These are the key concepts you need to understand to accurately answer the question.

Velocity
Velocity is a fundamental concept in physics that refers to the speed of an object in a specific direction. It is a vector quantity, which means it has both magnitude and direction. This is different from speed, which only has magnitude. In our exercise, the velocity of the blood is the rate at which it moves through the blood vessels.
  • Initial Velocity ( \( u \)): The starting speed of the object. For our problem, it is given as 0 cm/s because the blood starts from rest.
  • Final Velocity ( \( v \)): The speed of the object at the end of a period. Here, it reaches 425 cm/s.
Understanding velocity helps us describe how fast the blood is traveling within the body, which is vital for calculating acceleration.
Time Calculation
Time calculation is crucial in determining the duration over which changes occur.

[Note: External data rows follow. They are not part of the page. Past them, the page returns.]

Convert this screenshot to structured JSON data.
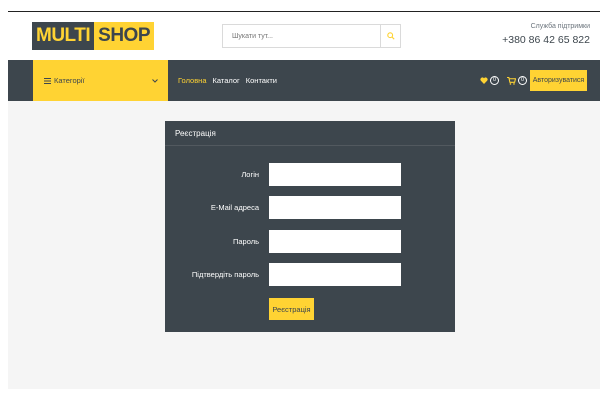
{
  "header": {
    "logo_part1": "MULTI",
    "logo_part2": "SHOP",
    "search_placeholder": "Шукати тут...",
    "support_label": "Служба підтримки",
    "support_phone": "+380 86 42 65 822"
  },
  "nav": {
    "categories_label": "Категорії",
    "links": [
      {
        "label": "Головна",
        "active": true
      },
      {
        "label": "Каталог",
        "active": false
      },
      {
        "label": "Контакти",
        "active": false
      }
    ],
    "wishlist_count": "0",
    "cart_count": "0",
    "auth_button": "Авторизуватися"
  },
  "form": {
    "title": "Реєстрація",
    "fields": [
      {
        "label": "Логін",
        "value": ""
      },
      {
        "label": "E-Mail адреса",
        "value": ""
      },
      {
        "label": "Пароль",
        "value": ""
      },
      {
        "label": "Підтвердіть пароль",
        "value": ""
      }
    ],
    "submit_label": "Реєстрація"
  },
  "colors": {
    "accent": "#ffd333",
    "dark": "#3d464d",
    "background": "#f5f5f5"
  }
}
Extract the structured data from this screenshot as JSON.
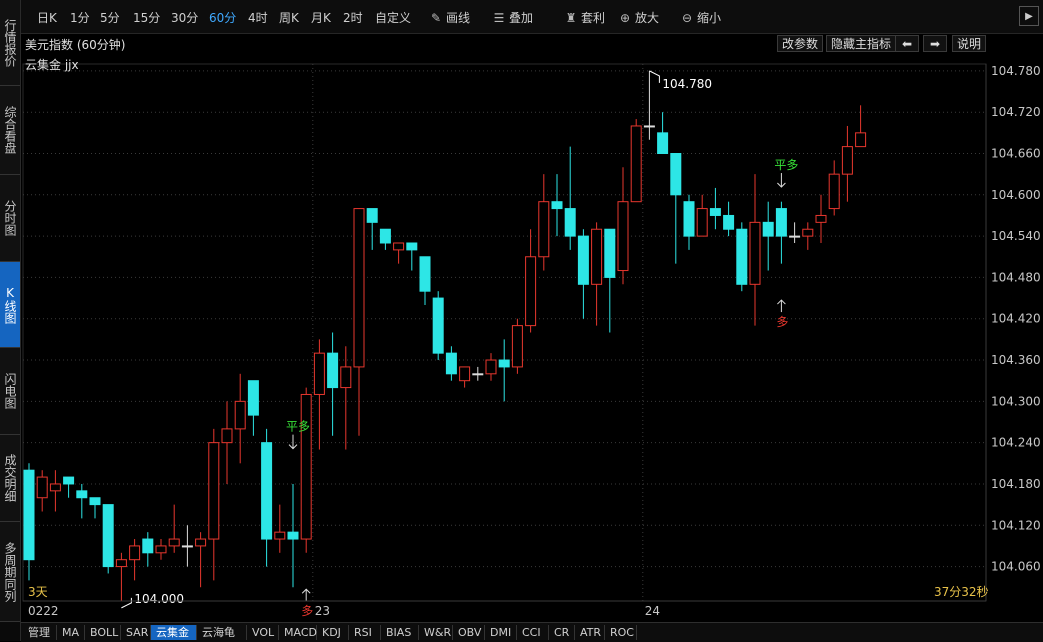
{
  "sidebar": {
    "tabs": [
      {
        "label": "行情报价",
        "active": false
      },
      {
        "label": "综合看盘",
        "active": false
      },
      {
        "label": "分时图",
        "active": false
      },
      {
        "label": "K线图",
        "active": true
      },
      {
        "label": "闪电图",
        "active": false
      },
      {
        "label": "成交明细",
        "active": false
      },
      {
        "label": "多周期同列",
        "active": false
      }
    ]
  },
  "toolbar": {
    "periods": [
      {
        "label": "日K",
        "active": false
      },
      {
        "label": "1分",
        "active": false
      },
      {
        "label": "5分",
        "active": false
      },
      {
        "label": "15分",
        "active": false
      },
      {
        "label": "30分",
        "active": false
      },
      {
        "label": "60分",
        "active": true
      },
      {
        "label": "4时",
        "active": false
      },
      {
        "label": "周K",
        "active": false
      },
      {
        "label": "月K",
        "active": false
      },
      {
        "label": "2时",
        "active": false
      },
      {
        "label": "自定义",
        "active": false
      }
    ],
    "tools": [
      {
        "label": "画线",
        "icon": "pencil-icon"
      },
      {
        "label": "叠加",
        "icon": "stack-icon"
      },
      {
        "label": "套利",
        "icon": "moneybag-icon"
      },
      {
        "label": "放大",
        "icon": "zoom-in-icon"
      },
      {
        "label": "缩小",
        "icon": "zoom-out-icon"
      }
    ]
  },
  "chart_header": {
    "title": "美元指数 (60分钟)",
    "indicator": "云集金 jjx",
    "buttons": {
      "params": "改参数",
      "hide": "隐藏主指标",
      "explain": "说明"
    }
  },
  "chart_data": {
    "type": "candlestick",
    "ylim": [
      104.01,
      104.79
    ],
    "yticks": [
      "104.780",
      "104.720",
      "104.660",
      "104.600",
      "104.540",
      "104.480",
      "104.420",
      "104.360",
      "104.300",
      "104.240",
      "104.180",
      "104.120",
      "104.060"
    ],
    "x_labels": [
      {
        "label": "0222",
        "index": 0
      },
      {
        "label": "23",
        "index": 22
      },
      {
        "label": "24",
        "index": 47
      }
    ],
    "colors": {
      "up": "#e8372e",
      "down": "#2de6e6"
    },
    "candles": [
      [
        104.2,
        104.07,
        104.21,
        104.04
      ],
      [
        104.16,
        104.19,
        104.2,
        104.14
      ],
      [
        104.17,
        104.18,
        104.2,
        104.14
      ],
      [
        104.19,
        104.18,
        104.19,
        104.16
      ],
      [
        104.17,
        104.16,
        104.18,
        104.13
      ],
      [
        104.16,
        104.15,
        104.16,
        104.13
      ],
      [
        104.15,
        104.06,
        104.15,
        104.05
      ],
      [
        104.06,
        104.07,
        104.08,
        104.01
      ],
      [
        104.07,
        104.09,
        104.1,
        104.04
      ],
      [
        104.1,
        104.08,
        104.11,
        104.06
      ],
      [
        104.08,
        104.09,
        104.1,
        104.07
      ],
      [
        104.09,
        104.1,
        104.15,
        104.08
      ],
      [
        104.09,
        104.09,
        104.12,
        104.06
      ],
      [
        104.09,
        104.1,
        104.11,
        104.03
      ],
      [
        104.1,
        104.24,
        104.26,
        104.04
      ],
      [
        104.24,
        104.26,
        104.3,
        104.18
      ],
      [
        104.26,
        104.3,
        104.34,
        104.21
      ],
      [
        104.33,
        104.28,
        104.33,
        104.25
      ],
      [
        104.24,
        104.1,
        104.26,
        104.06
      ],
      [
        104.1,
        104.11,
        104.15,
        104.08
      ],
      [
        104.11,
        104.1,
        104.18,
        104.03
      ],
      [
        104.1,
        104.31,
        104.32,
        104.08
      ],
      [
        104.31,
        104.37,
        104.39,
        104.23
      ],
      [
        104.37,
        104.32,
        104.4,
        104.25
      ],
      [
        104.32,
        104.35,
        104.38,
        104.23
      ],
      [
        104.35,
        104.58,
        104.58,
        104.25
      ],
      [
        104.58,
        104.56,
        104.58,
        104.52
      ],
      [
        104.55,
        104.53,
        104.55,
        104.52
      ],
      [
        104.52,
        104.53,
        104.53,
        104.5
      ],
      [
        104.53,
        104.52,
        104.53,
        104.49
      ],
      [
        104.51,
        104.46,
        104.51,
        104.44
      ],
      [
        104.45,
        104.37,
        104.46,
        104.36
      ],
      [
        104.37,
        104.34,
        104.38,
        104.33
      ],
      [
        104.33,
        104.35,
        104.35,
        104.32
      ],
      [
        104.34,
        104.34,
        104.35,
        104.33
      ],
      [
        104.34,
        104.36,
        104.37,
        104.33
      ],
      [
        104.36,
        104.35,
        104.39,
        104.3
      ],
      [
        104.35,
        104.41,
        104.42,
        104.34
      ],
      [
        104.41,
        104.51,
        104.55,
        104.4
      ],
      [
        104.51,
        104.59,
        104.63,
        104.49
      ],
      [
        104.59,
        104.58,
        104.63,
        104.54
      ],
      [
        104.58,
        104.54,
        104.67,
        104.52
      ],
      [
        104.54,
        104.47,
        104.55,
        104.42
      ],
      [
        104.47,
        104.55,
        104.56,
        104.41
      ],
      [
        104.55,
        104.48,
        104.55,
        104.4
      ],
      [
        104.49,
        104.59,
        104.64,
        104.47
      ],
      [
        104.59,
        104.7,
        104.71,
        104.59
      ],
      [
        104.7,
        104.7,
        104.78,
        104.68
      ],
      [
        104.69,
        104.66,
        104.72,
        104.66
      ],
      [
        104.66,
        104.6,
        104.66,
        104.5
      ],
      [
        104.59,
        104.54,
        104.6,
        104.52
      ],
      [
        104.54,
        104.58,
        104.6,
        104.54
      ],
      [
        104.58,
        104.57,
        104.61,
        104.55
      ],
      [
        104.57,
        104.55,
        104.59,
        104.54
      ],
      [
        104.55,
        104.47,
        104.56,
        104.46
      ],
      [
        104.47,
        104.56,
        104.63,
        104.41
      ],
      [
        104.56,
        104.54,
        104.59,
        104.49
      ],
      [
        104.58,
        104.54,
        104.59,
        104.5
      ],
      [
        104.54,
        104.54,
        104.56,
        104.53
      ],
      [
        104.54,
        104.55,
        104.56,
        104.52
      ],
      [
        104.56,
        104.57,
        104.6,
        104.53
      ],
      [
        104.58,
        104.63,
        104.65,
        104.57
      ],
      [
        104.63,
        104.67,
        104.7,
        104.59
      ],
      [
        104.67,
        104.69,
        104.73,
        104.67
      ]
    ],
    "annotations": [
      {
        "text": "104.780",
        "index": 47,
        "value": 104.78,
        "color": "#ffffff",
        "kind": "high"
      },
      {
        "text": "104.000",
        "index": 7,
        "value": 104.0,
        "color": "#ffffff",
        "kind": "low"
      },
      {
        "text": "平多",
        "index": 20,
        "value": 104.24,
        "color": "#38e238",
        "kind": "above"
      },
      {
        "text": "多",
        "index": 21,
        "value": 104.03,
        "color": "#e8372e",
        "kind": "below"
      },
      {
        "text": "平多",
        "index": 57,
        "value": 104.62,
        "color": "#38e238",
        "kind": "above"
      },
      {
        "text": "多",
        "index": 57,
        "value": 104.45,
        "color": "#e8372e",
        "kind": "below"
      }
    ],
    "bottom_left_label": "3天",
    "bottom_right_label": "37分32秒"
  },
  "bottombar": {
    "tabs": [
      {
        "label": "管理",
        "active": false
      },
      {
        "label": "MA",
        "active": false
      },
      {
        "label": "BOLL",
        "active": false
      },
      {
        "label": "SAR",
        "active": false
      },
      {
        "label": "云集金",
        "active": true
      },
      {
        "label": "云海龟",
        "active": false
      },
      {
        "label": "VOL",
        "active": false
      },
      {
        "label": "MACD",
        "active": false
      },
      {
        "label": "KDJ",
        "active": false
      },
      {
        "label": "RSI",
        "active": false
      },
      {
        "label": "BIAS",
        "active": false
      },
      {
        "label": "W&R",
        "active": false
      },
      {
        "label": "OBV",
        "active": false
      },
      {
        "label": "DMI",
        "active": false
      },
      {
        "label": "CCI",
        "active": false
      },
      {
        "label": "CR",
        "active": false
      },
      {
        "label": "ATR",
        "active": false
      },
      {
        "label": "ROC",
        "active": false
      }
    ]
  }
}
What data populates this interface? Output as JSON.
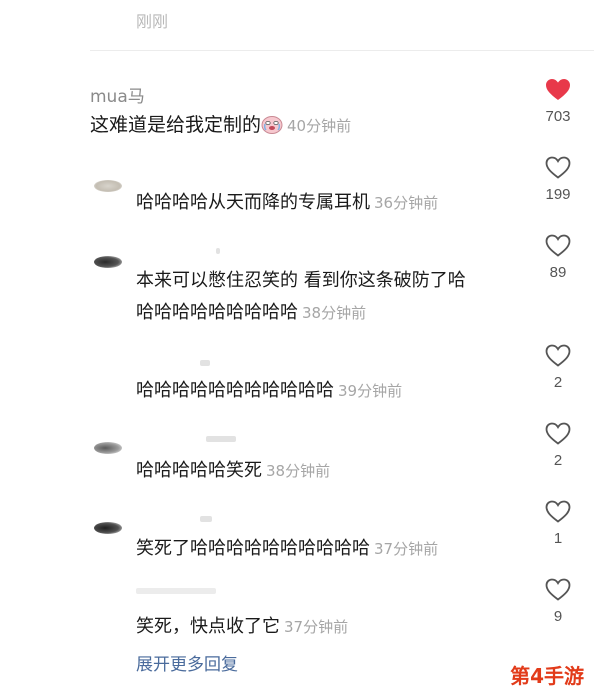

To understand this concept in the exercise, we need to know how long one heartbeat lasts.
To find this:
  • Consider the heart beats 72 times per minute.
  • Divide 60 seconds by 72 beats to get the time per beat: \( t = \frac{60}{72} = 0.833 \) seconds.
This time value is vital because it is used in the acceleration formula to determine the change in velocity over time, providing a clearer picture of how rapid these physiological processes are.
Unit Conversion
Unit conversion is a basic skill that ensures consistency and accuracy in calculations involving different measurement units. In physics, converting units is often necessary to apply equations correctly.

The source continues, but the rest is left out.